Chapitre 63
Au matin, en s'éveillant, elle le vit debout au pied du lit, revêtu de la casaque et du bonnet de Lymon White.
Il lui dit qu'il avait décidé de partir et de marcher jusqu'à ce qu'il puisse trouver un poste ou une mission, d'où il rapporterait le supplément de vivres nécessaires.
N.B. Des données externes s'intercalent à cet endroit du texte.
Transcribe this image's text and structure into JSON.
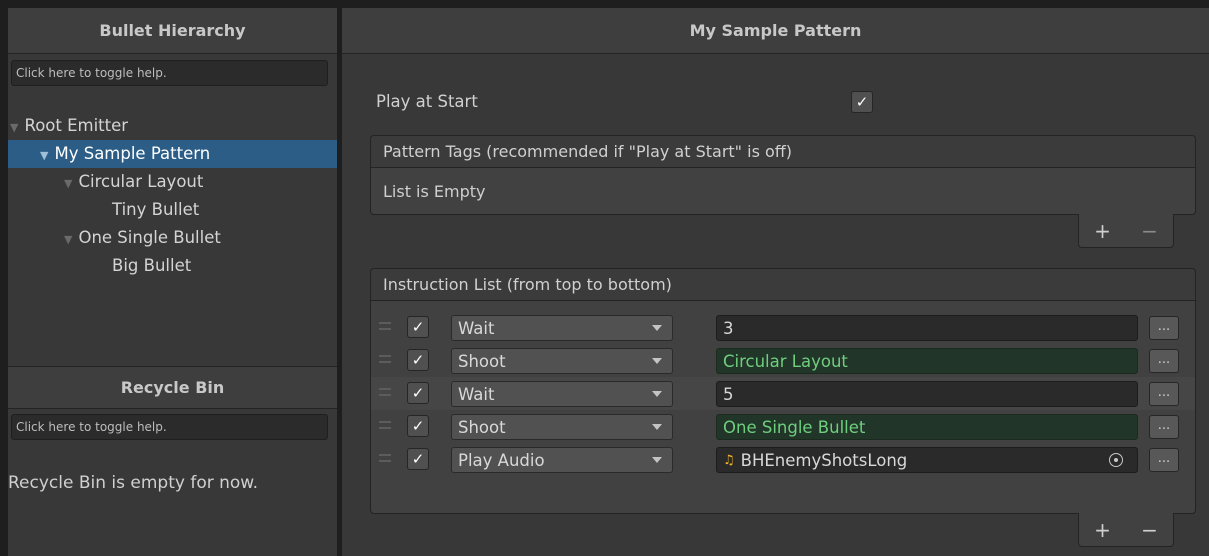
{
  "hierarchy": {
    "title": "Bullet Hierarchy",
    "help": "Click here to toggle help.",
    "items": [
      {
        "label": "Root Emitter"
      },
      {
        "label": "My Sample Pattern"
      },
      {
        "label": "Circular Layout"
      },
      {
        "label": "Tiny Bullet"
      },
      {
        "label": "One Single Bullet"
      },
      {
        "label": "Big Bullet"
      }
    ]
  },
  "recycle": {
    "title": "Recycle Bin",
    "help": "Click here to toggle help.",
    "empty": "Recycle Bin is empty for now."
  },
  "pattern": {
    "title": "My Sample Pattern",
    "play_at_start_label": "Play at Start",
    "play_at_start_checked": true,
    "tags_header": "Pattern Tags (recommended if \"Play at Start\" is off)",
    "tags_empty": "List is Empty",
    "instructions_header": "Instruction List (from top to bottom)",
    "plus": "+",
    "minus": "−",
    "more": "...",
    "instructions": [
      {
        "enabled": true,
        "type": "Wait",
        "value": "3"
      },
      {
        "enabled": true,
        "type": "Shoot",
        "value": "Circular Layout"
      },
      {
        "enabled": true,
        "type": "Wait",
        "value": "5"
      },
      {
        "enabled": true,
        "type": "Shoot",
        "value": "One Single Bullet"
      },
      {
        "enabled": true,
        "type": "Play Audio",
        "value": "BHEnemyShotsLong",
        "icon": "music-note-icon"
      }
    ]
  },
  "colors": {
    "selection": "#2c5d87",
    "green_field_bg": "#213528",
    "green_field_text": "#6fcf7f",
    "audio_icon": "#f0b429"
  }
}
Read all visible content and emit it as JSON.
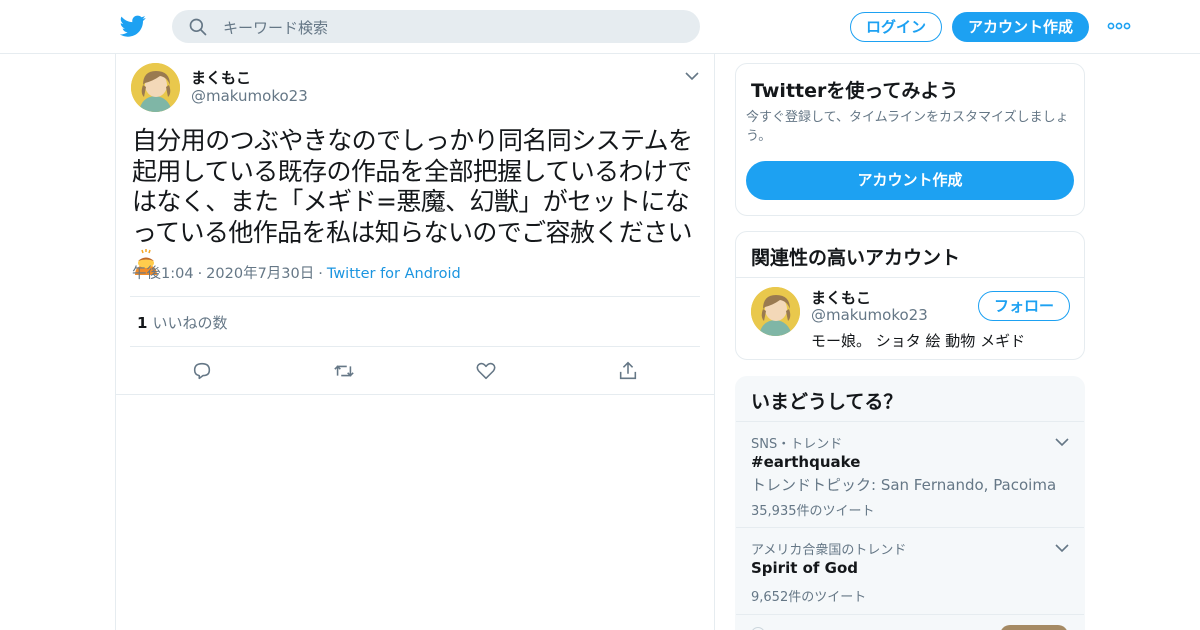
{
  "header": {
    "search_placeholder": "キーワード検索",
    "login_label": "ログイン",
    "signup_label": "アカウント作成",
    "colors": {
      "brand": "#1da1f2"
    }
  },
  "tweet": {
    "name": "まくもこ",
    "handle": "@makumoko23",
    "text": "自分用のつぶやきなのでしっかり同名同システムを起用している既存の作品を全部把握しているわけではなく、また「メギド=悪魔、幻獣」がセットになっている他作品を私は知らないのでご容赦ください",
    "emoji_icon": "person-bowing-emoji",
    "time": "午後1:04",
    "date": "2020年7月30日",
    "source": "Twitter for Android",
    "likes_count": "1",
    "likes_label": "いいねの数",
    "actions": [
      "reply-icon",
      "retweet-icon",
      "like-icon",
      "share-icon"
    ]
  },
  "signup_card": {
    "title": "Twitterを使ってみよう",
    "subtitle": "今すぐ登録して、タイムラインをカスタマイズしましょう。",
    "cta_label": "アカウント作成"
  },
  "related_card": {
    "title": "関連性の高いアカウント",
    "name": "まくもこ",
    "handle": "@makumoko23",
    "bio": "モー娘。 ショタ 絵 動物 メギド",
    "follow_label": "フォロー"
  },
  "trends_card": {
    "title": "いまどうしてる？",
    "items": [
      {
        "context": "SNS・トレンド",
        "name": "#earthquake",
        "desc": "トレンドトピック: San Fernando, Pacoima",
        "count": "35,935件のツイート"
      },
      {
        "context": "アメリカ合衆国のトレンド",
        "name": "Spirit of God",
        "desc": "",
        "count": "9,652件のツイート"
      }
    ]
  }
}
Il allait remonter vers le nord et joindre les chenaux glacés de Mégantic. Quand il aurait retrouvé le fil d'une autre petite rivière sinuant l'été entre des falaises de deux cents pieds, il savait qu'il serait sur le chemin le plus court sinon le moins accidenté pour atteindre la mission abénakise de Saint-Joseph, dans la région de la Haute-Chaudière, une des plus modestes, mais la plus proche pour eux. Il se pourrait qu'elle fût déserte. Que tous y soient morts ou en soient partis. Mais sinon, là, il se procurerait de quoi se changer de la sempiternelle viande d'élan, du maïs encore, de la farine, qui sait, des choux si les pères en cultivaient, conservés glacés sous la neige. Et s'il n'avait pu en prendre en chemin sur les arbres, il trouverait dans leur pharmacopée cette fameuse écorce avec laquelle le chef huron, durant le premier hivernage dans la rivière Saint-Charles, avait sauvé l'équipage de Cartier, décimé par le scorbut.
« Ce n'est que sagesse que de se fier aux remèdes des Sauvages lorsqu'ils ont fait leurs preuves. »
Angélique s'était levée. Elle se tenait devant lui, ne parvenant pas à se persuader de sa décision. Plus elle y réfléchissait, plus ce projet lui apparaissait pour ce qu'il était : fou, insensé et voué à l'échec sans rémission, malgré l'espérance qu'il faisait naître. Même un homme vigoureux n'aurait pu se mettre en chemin à cette époque de l'année, pour traverser la région sur une telle distance, sans que tous lui prédisent une mort certaine.
Le cercle des ouragans cernait leur île déserte, et elle avait trop bien compris que nul ne pouvait s'en échapper, ni y pénétrer avant la fonte des neiges.
La distance était immense. Les tempêtes menaçaient tous les jours, et si l'une le surprenait, il « s'écarterait » selon le mot terrible, qui condamne l'isolé perdu hors des pistes sans point de repaire dans les rafales de neige.
– Votre fille est atteinte, fit-il en jetant un regard sur la petite Gloriandre. Je rapporterai de l'écorce spécifique, répéta-t-il, ou des fruits confits, des pruneaux secs, des choux, toutes choses qui éloignent en quelques prises le mal de terre, et aussi du maïs, des haricots, et des grains de folle-avoine à germer.
– Et si les jésuites vous reconnaissent ? Et s'ils ne vous laissent pas repartir ?
– Il n'y a là-bas que deux jésuites. Un profès, le père de Lambert, et un coadjuteur temporel, peut-être un serviteur laïque. Cela ne fait au plus que trois Blancs.
« L'été, la place est intenable à cause des débordements de la Chaudière, et l'on quitte la butte isolée, infestée au surplus de moustiques.
« Mais l'hiver, on y demeure pour assister les populations errantes qui essaient de joindre Lévis et Québec afin d'y recevoir des secours et qui, sans cette étape, mourraient en chemin de faim et de froid.
Angélique ne pouvait se faire à cette idée. Il ne pourrait jamais parvenir jusque-là ! Il tomberait en route. Puis, elle se rappela la venue de Pont-Briand et son Indien, le groupe de Loménie et d'Arreboust, les exploits isolés d'intrépides comme celui du jeune Alexandre ou de Pacifique Jusserant, le « donné » du Père d'Orgeval, et jusqu'à cette folle équipée de Joffrey qui avait poursuivi Pont-Briand jusqu'au lac Mégantic pour le tuer en duel.
Les fous du désert blanc. Il y en avait parfois qui survivaient et qui revenaient, car c'était un pays pour les insensés.
Elle insista cependant.
– Vous êtes faible, blessé, malade encore. Vous tenez à peine debout.
Il leva le doigt, comme s'il se fût mis en rapport avec un contact invisible.
– Le souffle de l'Oranda me soutiendra.
– Qu'est-ce que l'Oranda ?
– L'esprit et la force suprême au sein des choses, au sein même de l'air que nous respirons. Je l'appellerai. Il viendra.
D'un mouvement impulsif, elle se jeta vers lui, le serrant dans ses bras.
– Vous reviendrez, n'est-ce pas ?
– Je reviendrai. Et vous, vivez ! dit-il en l'étreignant aussi, chacun voulant laisser à l'autre le viatique de sa confiance. Vivez, bien-aimée femme, afin de ne pas rendre vain mon sacrifice.